According to these narratives, liberal students used to have to fight for free speech, yet now are the only voices to be heard, and suppress the voices of those who disagree. Universities like McGill, the story goes, have taken political correctness too far, becoming ‘too liberal.’
A similar argument was made by Sharon Xie in a recent Tribune article entitled “McGill’s pitchfork brigade.” In it, she claims that “from campus media to professors, it seems that a certain assumption is made. The Liberal (as in the Liberal Party of Canada) viewpoint is the right viewpoint.” Even more alarmingly, Xie claims that this Liberal dominance has created an environment in which it is “unsafe” to express dissenting opinions.
“Our community,” writes Xie, “is only tolerant when the masses agree with you” and is one in which “students are only given one option.” This picture of McGill’s intolerant and monolithically Liberal ‘masses’ actively suppressing dissenting viewpoints is, thankfully, a fiction.
First off, Liberals—if we are going by the party—don’t hold a monopoly on legitimate political speech at McGill. Far from it. McGill is simply too large and too diverse of a community to be dominated by one political group, let alone one with 37 out of 308 seats in the House of Commons. From campus media to student life, our community’s institutions promote a vast array of political views and encourage healthy debate in a safe and respectful environment—publications such as the left-leaning McGill Daily to the more conservative Prince Arthur Herald are widely read. Clubs such as Conservative McGill and the McGill Quebec Sovereigntist Committee are vibrant and successful. Four executive members of NDP McGill were elected to the House of Commons in the last federal election.

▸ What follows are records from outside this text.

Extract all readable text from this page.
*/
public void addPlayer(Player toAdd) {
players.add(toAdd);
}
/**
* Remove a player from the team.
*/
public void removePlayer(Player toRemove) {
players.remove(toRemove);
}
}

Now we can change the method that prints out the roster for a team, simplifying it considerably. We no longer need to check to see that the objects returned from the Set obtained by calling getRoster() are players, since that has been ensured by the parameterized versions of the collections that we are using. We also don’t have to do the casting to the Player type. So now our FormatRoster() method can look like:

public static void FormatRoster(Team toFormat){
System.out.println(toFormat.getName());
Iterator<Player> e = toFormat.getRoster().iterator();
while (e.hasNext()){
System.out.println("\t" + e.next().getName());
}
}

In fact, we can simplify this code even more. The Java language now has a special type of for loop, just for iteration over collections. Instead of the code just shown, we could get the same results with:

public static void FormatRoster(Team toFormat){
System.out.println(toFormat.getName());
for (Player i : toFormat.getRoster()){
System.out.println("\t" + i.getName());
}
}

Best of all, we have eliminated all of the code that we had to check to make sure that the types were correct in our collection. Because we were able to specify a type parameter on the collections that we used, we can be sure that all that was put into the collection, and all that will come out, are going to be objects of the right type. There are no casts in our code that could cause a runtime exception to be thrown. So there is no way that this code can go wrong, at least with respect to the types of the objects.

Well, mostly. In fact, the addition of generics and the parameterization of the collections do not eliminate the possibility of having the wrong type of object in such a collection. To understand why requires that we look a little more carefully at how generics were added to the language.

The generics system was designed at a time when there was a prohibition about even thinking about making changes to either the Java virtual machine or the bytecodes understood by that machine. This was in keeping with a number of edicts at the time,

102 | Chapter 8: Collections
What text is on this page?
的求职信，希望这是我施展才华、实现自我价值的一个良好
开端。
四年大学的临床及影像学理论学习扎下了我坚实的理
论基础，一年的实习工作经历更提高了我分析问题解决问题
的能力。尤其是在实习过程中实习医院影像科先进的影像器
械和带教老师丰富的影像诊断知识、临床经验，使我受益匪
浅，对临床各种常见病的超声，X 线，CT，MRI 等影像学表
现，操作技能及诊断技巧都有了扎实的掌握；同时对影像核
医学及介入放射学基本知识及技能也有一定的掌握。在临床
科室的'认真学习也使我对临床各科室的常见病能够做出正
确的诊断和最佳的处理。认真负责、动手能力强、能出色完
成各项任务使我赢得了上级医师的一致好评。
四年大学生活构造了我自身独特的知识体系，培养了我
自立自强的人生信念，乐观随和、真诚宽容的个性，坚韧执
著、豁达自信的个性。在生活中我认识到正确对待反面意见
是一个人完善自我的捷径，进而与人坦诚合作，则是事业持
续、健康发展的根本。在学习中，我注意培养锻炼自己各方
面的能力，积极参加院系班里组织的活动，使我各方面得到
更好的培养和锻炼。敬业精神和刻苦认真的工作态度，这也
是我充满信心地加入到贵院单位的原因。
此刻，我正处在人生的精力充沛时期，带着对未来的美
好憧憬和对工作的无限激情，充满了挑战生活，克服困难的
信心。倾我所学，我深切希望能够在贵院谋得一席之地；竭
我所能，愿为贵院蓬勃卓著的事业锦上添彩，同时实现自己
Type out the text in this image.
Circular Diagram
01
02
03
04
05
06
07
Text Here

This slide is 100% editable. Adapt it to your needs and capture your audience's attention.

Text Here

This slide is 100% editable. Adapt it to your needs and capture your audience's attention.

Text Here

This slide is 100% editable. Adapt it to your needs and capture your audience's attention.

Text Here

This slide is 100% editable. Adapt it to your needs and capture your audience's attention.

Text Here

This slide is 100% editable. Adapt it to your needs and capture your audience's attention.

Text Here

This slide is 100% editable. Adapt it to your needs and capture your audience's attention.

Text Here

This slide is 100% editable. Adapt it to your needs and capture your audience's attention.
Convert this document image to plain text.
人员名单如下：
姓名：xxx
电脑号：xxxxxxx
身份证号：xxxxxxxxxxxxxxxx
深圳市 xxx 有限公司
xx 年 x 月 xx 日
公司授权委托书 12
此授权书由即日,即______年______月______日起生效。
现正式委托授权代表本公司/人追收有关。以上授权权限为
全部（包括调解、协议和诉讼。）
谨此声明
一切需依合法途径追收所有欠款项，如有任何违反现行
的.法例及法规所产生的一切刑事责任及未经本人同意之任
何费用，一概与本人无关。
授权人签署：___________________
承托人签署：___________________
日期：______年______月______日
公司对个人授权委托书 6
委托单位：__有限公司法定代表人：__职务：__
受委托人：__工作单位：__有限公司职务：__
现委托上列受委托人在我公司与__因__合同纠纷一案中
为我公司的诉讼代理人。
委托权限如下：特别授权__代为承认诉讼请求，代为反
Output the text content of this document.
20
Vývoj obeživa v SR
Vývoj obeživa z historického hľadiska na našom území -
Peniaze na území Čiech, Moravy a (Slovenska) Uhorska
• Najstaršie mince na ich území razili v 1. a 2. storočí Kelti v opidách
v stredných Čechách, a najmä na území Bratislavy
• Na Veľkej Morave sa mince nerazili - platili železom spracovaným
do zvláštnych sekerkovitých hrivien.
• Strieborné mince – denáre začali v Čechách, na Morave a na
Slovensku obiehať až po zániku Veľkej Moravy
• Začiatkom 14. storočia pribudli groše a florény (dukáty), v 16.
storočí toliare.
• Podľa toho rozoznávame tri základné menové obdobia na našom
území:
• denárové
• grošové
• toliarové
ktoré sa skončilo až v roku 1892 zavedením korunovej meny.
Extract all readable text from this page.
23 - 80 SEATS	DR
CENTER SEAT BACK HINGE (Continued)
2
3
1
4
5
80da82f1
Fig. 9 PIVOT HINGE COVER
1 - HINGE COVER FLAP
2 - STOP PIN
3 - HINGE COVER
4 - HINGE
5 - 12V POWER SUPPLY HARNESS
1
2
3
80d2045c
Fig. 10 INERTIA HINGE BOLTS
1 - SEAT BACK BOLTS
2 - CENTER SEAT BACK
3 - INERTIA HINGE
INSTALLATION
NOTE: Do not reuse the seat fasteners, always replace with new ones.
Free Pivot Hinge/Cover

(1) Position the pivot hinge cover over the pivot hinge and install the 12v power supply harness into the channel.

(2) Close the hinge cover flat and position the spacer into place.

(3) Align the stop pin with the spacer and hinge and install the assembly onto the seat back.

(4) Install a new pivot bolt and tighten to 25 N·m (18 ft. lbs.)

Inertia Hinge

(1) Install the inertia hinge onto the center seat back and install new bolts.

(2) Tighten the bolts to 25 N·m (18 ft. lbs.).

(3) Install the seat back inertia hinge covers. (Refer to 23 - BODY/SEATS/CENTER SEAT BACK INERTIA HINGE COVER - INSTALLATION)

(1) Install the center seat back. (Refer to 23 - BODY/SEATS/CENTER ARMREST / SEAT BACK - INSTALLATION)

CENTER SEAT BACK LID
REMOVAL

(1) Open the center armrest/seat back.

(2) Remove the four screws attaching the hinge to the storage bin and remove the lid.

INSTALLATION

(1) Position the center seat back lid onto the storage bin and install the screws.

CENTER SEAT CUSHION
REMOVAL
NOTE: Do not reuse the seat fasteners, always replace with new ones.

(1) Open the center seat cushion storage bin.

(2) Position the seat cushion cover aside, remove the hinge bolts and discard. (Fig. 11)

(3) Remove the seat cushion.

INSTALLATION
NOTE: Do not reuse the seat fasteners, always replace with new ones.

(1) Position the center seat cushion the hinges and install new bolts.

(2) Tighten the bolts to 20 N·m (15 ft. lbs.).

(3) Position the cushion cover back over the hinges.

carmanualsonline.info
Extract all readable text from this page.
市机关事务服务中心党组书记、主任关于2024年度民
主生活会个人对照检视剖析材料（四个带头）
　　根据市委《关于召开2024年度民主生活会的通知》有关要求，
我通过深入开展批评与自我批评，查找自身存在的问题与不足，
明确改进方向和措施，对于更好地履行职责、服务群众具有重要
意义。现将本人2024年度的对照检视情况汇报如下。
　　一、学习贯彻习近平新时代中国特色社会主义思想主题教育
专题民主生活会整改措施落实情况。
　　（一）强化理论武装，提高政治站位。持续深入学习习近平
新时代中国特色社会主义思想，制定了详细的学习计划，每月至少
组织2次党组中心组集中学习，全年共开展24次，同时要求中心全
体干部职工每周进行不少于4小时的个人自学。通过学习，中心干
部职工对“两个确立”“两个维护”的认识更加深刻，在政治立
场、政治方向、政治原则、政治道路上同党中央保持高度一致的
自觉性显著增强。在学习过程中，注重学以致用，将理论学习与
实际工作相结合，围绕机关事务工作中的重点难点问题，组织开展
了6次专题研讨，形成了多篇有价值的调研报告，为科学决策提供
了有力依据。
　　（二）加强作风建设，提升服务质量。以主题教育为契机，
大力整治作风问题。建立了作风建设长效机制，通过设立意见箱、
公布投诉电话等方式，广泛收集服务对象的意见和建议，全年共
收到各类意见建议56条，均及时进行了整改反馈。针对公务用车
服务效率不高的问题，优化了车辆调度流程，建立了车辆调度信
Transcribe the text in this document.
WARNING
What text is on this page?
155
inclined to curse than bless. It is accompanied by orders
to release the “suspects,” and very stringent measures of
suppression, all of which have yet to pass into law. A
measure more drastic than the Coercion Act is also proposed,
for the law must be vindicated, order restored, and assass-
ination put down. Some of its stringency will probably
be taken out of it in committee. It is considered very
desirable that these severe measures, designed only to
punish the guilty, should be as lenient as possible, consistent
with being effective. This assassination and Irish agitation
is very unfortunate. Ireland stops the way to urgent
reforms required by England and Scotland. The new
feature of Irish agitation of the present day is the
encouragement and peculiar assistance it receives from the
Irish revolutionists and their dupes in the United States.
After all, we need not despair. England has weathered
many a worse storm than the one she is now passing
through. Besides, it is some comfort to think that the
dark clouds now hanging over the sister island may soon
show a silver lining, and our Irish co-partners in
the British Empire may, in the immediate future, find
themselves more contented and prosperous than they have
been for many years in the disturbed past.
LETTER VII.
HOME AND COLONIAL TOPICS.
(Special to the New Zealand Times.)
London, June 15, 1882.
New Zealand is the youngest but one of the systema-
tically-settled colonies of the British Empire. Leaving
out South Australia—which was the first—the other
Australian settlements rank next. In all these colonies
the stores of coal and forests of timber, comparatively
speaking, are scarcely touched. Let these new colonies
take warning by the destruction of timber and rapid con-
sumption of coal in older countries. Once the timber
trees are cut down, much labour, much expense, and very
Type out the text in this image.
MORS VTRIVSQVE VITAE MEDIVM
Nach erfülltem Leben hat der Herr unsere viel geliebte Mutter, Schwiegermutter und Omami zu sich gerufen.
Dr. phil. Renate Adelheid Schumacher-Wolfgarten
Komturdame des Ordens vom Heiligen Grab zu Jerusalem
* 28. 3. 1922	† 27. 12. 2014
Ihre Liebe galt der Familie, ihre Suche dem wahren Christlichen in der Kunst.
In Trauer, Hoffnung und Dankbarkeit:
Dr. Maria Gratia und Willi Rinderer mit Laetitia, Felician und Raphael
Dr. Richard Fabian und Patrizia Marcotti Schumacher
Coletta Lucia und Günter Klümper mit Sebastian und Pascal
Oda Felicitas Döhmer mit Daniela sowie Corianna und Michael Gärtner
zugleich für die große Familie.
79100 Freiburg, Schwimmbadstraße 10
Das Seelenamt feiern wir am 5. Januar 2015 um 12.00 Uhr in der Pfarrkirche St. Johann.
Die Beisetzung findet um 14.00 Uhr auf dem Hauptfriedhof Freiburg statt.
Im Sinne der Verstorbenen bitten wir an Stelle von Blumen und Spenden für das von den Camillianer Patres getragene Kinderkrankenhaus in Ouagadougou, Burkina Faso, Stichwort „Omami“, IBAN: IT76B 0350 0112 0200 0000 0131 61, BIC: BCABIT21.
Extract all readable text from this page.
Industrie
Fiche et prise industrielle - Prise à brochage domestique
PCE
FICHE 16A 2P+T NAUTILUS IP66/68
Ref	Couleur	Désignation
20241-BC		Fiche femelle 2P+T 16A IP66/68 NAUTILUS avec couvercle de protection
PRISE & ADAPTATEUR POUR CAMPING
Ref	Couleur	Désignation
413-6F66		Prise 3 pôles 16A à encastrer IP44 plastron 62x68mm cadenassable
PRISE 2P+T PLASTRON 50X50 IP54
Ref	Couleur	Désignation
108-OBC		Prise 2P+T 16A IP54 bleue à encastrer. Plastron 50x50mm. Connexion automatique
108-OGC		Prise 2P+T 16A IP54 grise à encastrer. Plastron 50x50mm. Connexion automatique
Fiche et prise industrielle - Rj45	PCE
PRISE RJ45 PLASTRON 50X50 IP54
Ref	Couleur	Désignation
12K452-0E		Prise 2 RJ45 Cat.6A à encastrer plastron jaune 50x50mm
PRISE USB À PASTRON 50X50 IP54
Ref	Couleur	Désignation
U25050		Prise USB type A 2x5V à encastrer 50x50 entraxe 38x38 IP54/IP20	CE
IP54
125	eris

The claim that McGill’s political environment is “unsafe” for non-Liberals is even more dubious. It is argued for example that at McGill, “any claim of being anything other than a Liberal will warrant a demand for an explanation and justification of your political association.” While having one’s political opinion challenged on a regular basis can be tiresome, simply having one’s opinions criticized doesn’t make it unsafe to hold that opinion. Indeed, we should be proud that voices which are more prevalent in the rest of society aren’t as dominant at McGill and are challenged more often. This holds true for liberals and conservatives alike. Universities should be where conversations that challenge established norms are not only allowed, but encouraged. If that means we get called out on political opinions more often, so be it.
So what explains the narrative that places like McGill are ‘too Liberal?’ One possible explanation is that conservative students feel their opinions aren’t as valued at universities as they are in other social spaces. They conclude that this is due to active suppression of their voices on campus. This is not the case. We need to stop pretending that conservative voices aren’t heard at McGill. What they are is deeply unpopular. Those are two very different things. Conservatives should ask themselves why their opinions are so unpopular on campus.
When we have a Prime Minister who mocks evidenced-based policy by calling it “committing sociology,” muzzles government scientists, and proposes cutting the long-form census, it’s understandable that many people at universities like McGill would find their ideology unappealing—many of the policies and rhetoric of the current Conservative government don’t reflect the values of many university students. Rather than paint false pictures of campus political dialogue as unsafe, conservatives should look within their own movement to explain its unpopularity at McGill.